Ojos que no ven, corazón que no siente. Quienes han perdido un ser querido con frecuencia se sienten sorprendidos – y más aún dolidos – al descubrir en qué medida y con cuánta rapidez se están olvidando de la persona que partió. Pero la forma en que amamos depende del lugar y las circunstancias en que amamos. Cuando han dejado nuestro mundo físico y el gran abismo se ha abierto entre su mundo y el nuestro, el gran desapego se acelera de forma irreversible. Las impresiones poderosas que en su momento disfrutamos en nuestra interacción cotidiana con ellos, se decoloran. Los recuerdos que se desvanecen hacen que las almas de quienes una vez abrazamos parezcan cada vez más, una sombra. No se forman nuevos recuerdos.

A medida que el tiempo pasa, incluso la daga del dolor deja de retorcerse tan cruelmente. Los muertos siguen muriendo y vemos cómo la muerte nos rodea siempre y en todos lados. Nada ni nadie que haya nacido no ha muerto o morirá algún día. Es un club al que pertenecemos todos, un impuesto que nadie puede evadir.
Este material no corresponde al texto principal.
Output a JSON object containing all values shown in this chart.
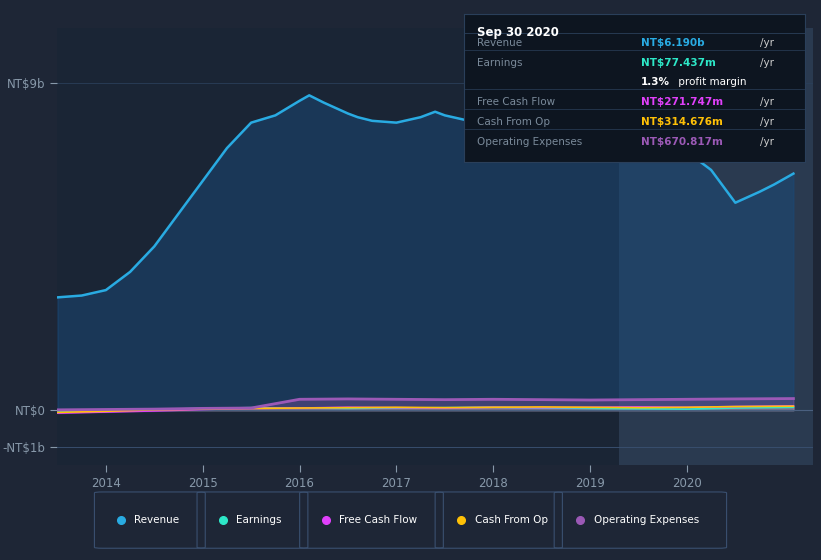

Cuando la piedra se cerró sobre la tumba, comenzó a alejarse rodando por la oscura pendiente. Todavía el sábado, el Sabbath del dolor sin descanso, escuchamos aguzando el oído a ver si surge algún sonido de esa muerte. Oteamos en su noche sin luna y sin estrellas buscando algún atisbo de un mensaje. Estamos parados en el centro del cruce de caminos y cualquier dirección posible lleva a ningún lado. Solamente en esta oscuridad sin esperanza, podemos encontrar la esperanza que nunca muere. Lo único que resta es que el propio suelo en el que estamos parados, se mueva. Todo lo que queda es que la esperanza se transforme en fe. Y quizás la fe otra vez florezca en una explosión de amor.